Надежда оставалась в Женеве, чтобы привести в порядок партийный архив и передать на хранение в надежные руки.
- Буду ждать тебя, Надюша, недельки через две. Не позже, - сказал Владимир, целуя жену на прощанье. - Только с уговором...
- Не скучать? В этом я не властна. Буду тосковать. И потихоньку завидовать тебе.

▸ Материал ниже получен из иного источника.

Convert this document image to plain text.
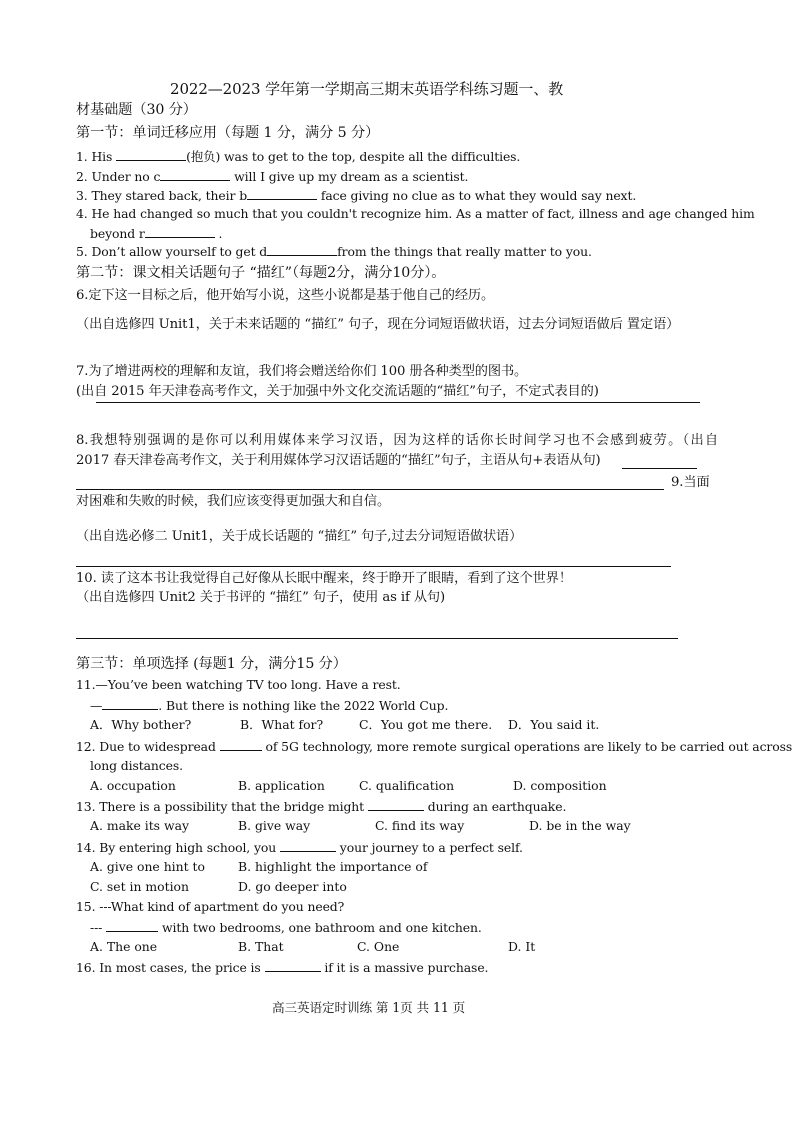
2022—2023 学年第一学期高三期末英语学科练习题一、教
材基础题（30 分）
第一节：单词迁移应用（每题 1 分，满分 5 分）
1. His	(抱负) was to get to the top, despite all the difficulties.
2. Under no c	will I give up my dream as a scientist.
3. They stared back, their b	face giving no clue as to what they would say next.
4. He had changed so much that you couldn't recognize him. As a matter of fact, illness and age changed him
beyond r	.
5. Don’t allow yourself to get d	from the things that really matter to you.
第二节：课文相关话题句子 “描红”（每题2分，满分10分）。
6.定下这一目标之后，他开始写小说，这些小说都是基于他自己的经历。
（出自选修四 Unit1，关于未来话题的 “描红” 句子，现在分词短语做状语，过去分词短语做后 置定语）
7.为了增进两校的理解和友谊，我们将会赠送给你们 100 册各种类型的图书。
(出自 2015 年天津卷高考作文，关于加强中外文化交流话题的“描红”句子，不定式表目的)
8.我想特别强调的是你可以利用媒体来学习汉语，因为这样的话你长时间学习也不会感到疲劳。（出自
2017 春天津卷高考作文，关于利用媒体学习汉语话题的“描红”句子，主语从句+表语从句)
9.当面
对困难和失败的时候，我们应该变得更加强大和自信。
（出自选必修二 Unit1，关于成长话题的 “描红” 句子,过去分词短语做状语）
10. 读了这本书让我觉得自己好像从长眠中醒来，终于睁开了眼睛，看到了这个世界！
（出自选修四 Unit2 关于书评的 “描红” 句子，使用 as if 从句)
第三节：单项选择 (每题1 分，满分15 分）
11.—You’ve been watching TV too long. Have a rest.
—	. But there is nothing like the 2022 World Cup.
A．Why bother?	B．What for?	C．You got me there. D．You said it.
12. Due to widespread	of 5G technology, more remote surgical operations are likely to be carried out across
long distances.
A. occupation	B. application	C. qualification	D. composition
13. There is a possibility that the bridge might	during an earthquake.
A. make its way	B. give way	C. find its way	D. be in the way
14. By entering high school, you	your journey to a perfect self.
A. give one hint to	B. highlight the importance of
C. set in motion	D. go deeper into
15. ---What kind of apartment do you need?
---	with two bedrooms, one bathroom and one kitchen.
A. The one	B. That	C. One	D. It
16. In most cases, the price is	if it is a massive purchase.
高三英语定时训练 第 1页 共 11 页
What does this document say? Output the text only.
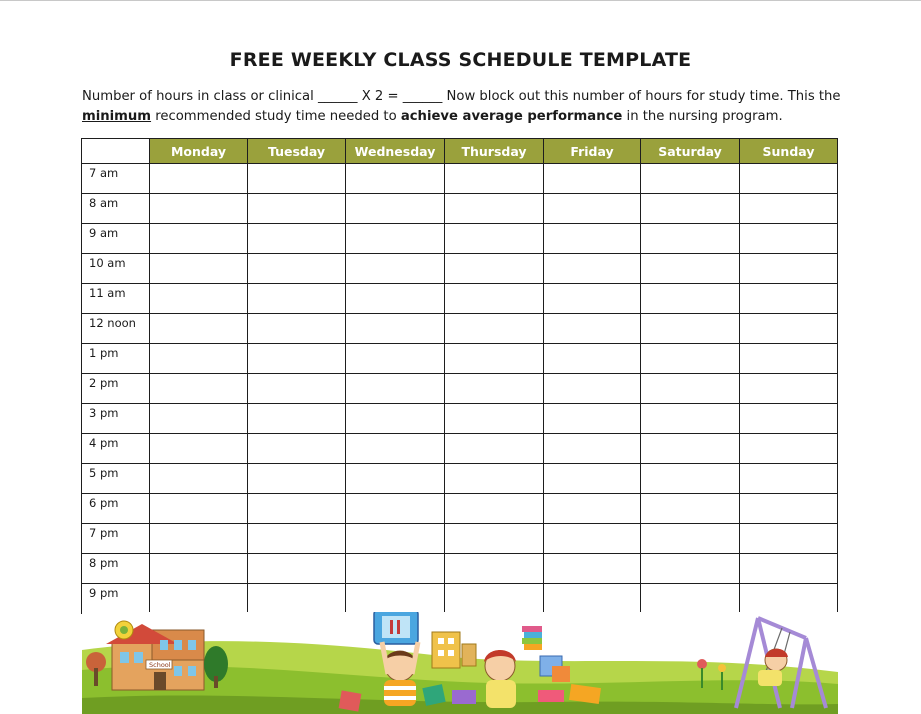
FREE WEEKLY CLASS SCHEDULE TEMPLATE
Number of hours in class or clinical ______ X 2 = ______ Now block out this number of hours for study time. This the minimum recommended study time needed to achieve average performance in the nursing program.
	Monday	Tuesday	Wednesday	Thursday	Friday	Saturday	Sunday
7 am							
8 am							
9 am							
10 am							
11 am							
12 noon							
1 pm							
2 pm							
3 pm							
4 pm							
5 pm							
6 pm							
7 pm							
8 pm							
9 pm							
School
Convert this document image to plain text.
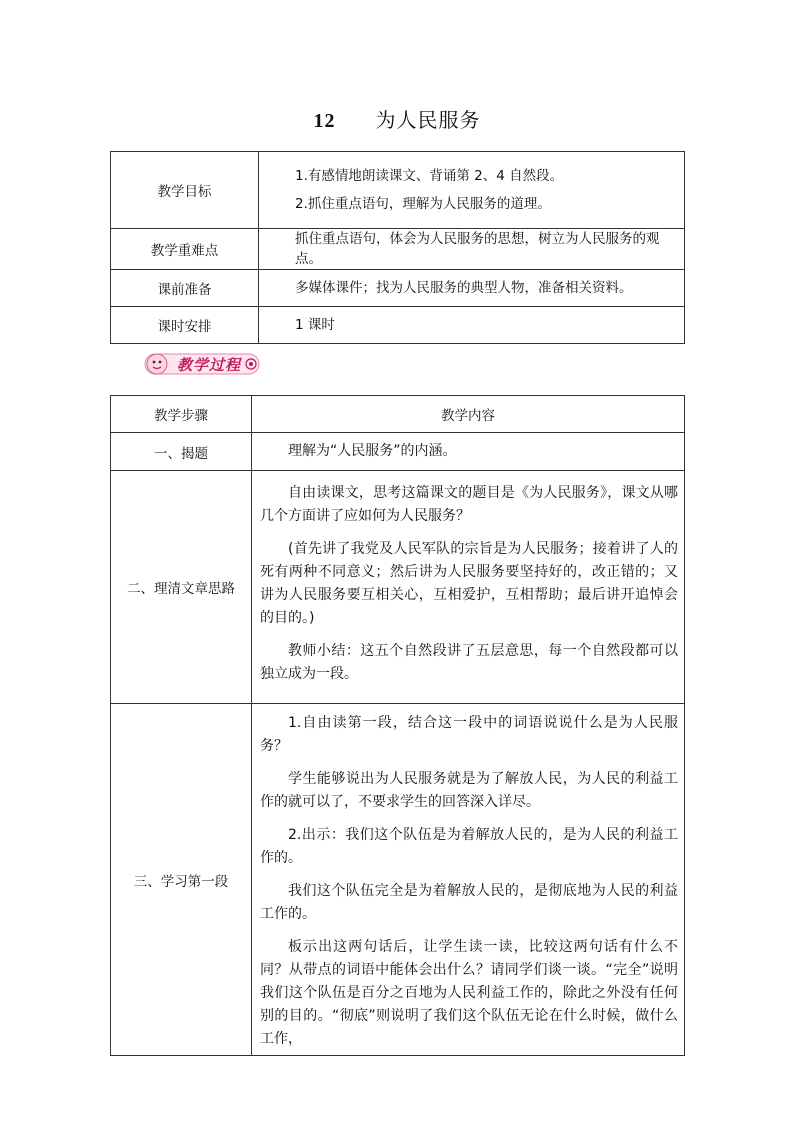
12 为人民服务
教学目标	1.有感情地朗读课文、背诵第 2、4 自然段。

2.抓住重点语句，理解为人民服务的道理。

教学重难点	抓住重点语句，体会为人民服务的思想，树立为人民服务的观点。
课前准备	多媒体课件；找为人民服务的典型人物，准备相关资料。
课时安排	1 课时
教学过程
教学步骤	教学内容
一、揭题	理解为“人民服务”的内涵。

二、理清文章思路	自由读课文，思考这篇课文的题目是《为人民服务》，课文从哪几个方面讲了应如何为人民服务？

(首先讲了我党及人民军队的宗旨是为人民服务；接着讲了人的死有两种不同意义；然后讲为人民服务要坚持好的，改正错的；又讲为人民服务要互相关心，互相爱护，互相帮助；最后讲开追悼会的目的。)

教师小结：这五个自然段讲了五层意思，每一个自然段都可以独立成为一段。

三、学习第一段	1.自由读第一段，结合这一段中的词语说说什么是为人民服务？

学生能够说出为人民服务就是为了解放人民，为人民的利益工作的就可以了，不要求学生的回答深入详尽。

2.出示：我们这个队伍是为着解放人民的，是为人民的利益工作的。

我们这个队伍完全是为着解放人民的，是彻底地为人民的利益工作的。

板示出这两句话后，让学生读一读，比较这两句话有什么不同？从带点的词语中能体会出什么？请同学们谈一谈。“完全”说明我们这个队伍是百分之百地为人民利益工作的，除此之外没有任何别的目的。“彻底”则说明了我们这个队伍无论在什么时候，做什么工作，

- Ну-ну... Не надо хандрить. - Взял ее руки, посмотрел в глаза. Ведь расстаемся ненадолго.
- Ты увидишь родных. Поцелуй всех за меня. Увидишь нашего любимого...
- Горького?!. Ты права. Вот ему-то прежде всего хочется пожать руку. Столько лет восторгались каждой его новой книгой, каждой строкой, а встречи судьба пока не подарила. А он так крепко связал себя с рабочим классом. И на всю жизнь. Уверен в этом. И в том, что дальше пойдем вместе. И ясно, жду встречи с Феноменом, издательницей нашей "Новой жизни".
- Привет ей от меня. Самый сердечный.
- Непременно передам. Мария Федоровна редкая женщина. Смелая, преданная. Первая актриса в Художественном, любимица публики, а вот все оставила - и вместе с Горьким к нам. Представляю себе ханжески-презрительные взгляды людей ее прежнего круга. Наверняка знакомые отказывались узнавать, отворачивались. А она с гордо поднятой головой пошла в наш новый мир.
- Вот таких Горький и называет...
- Да, да, Человеком с большой буквы! Радостно, что и такие женщины идут в революцию!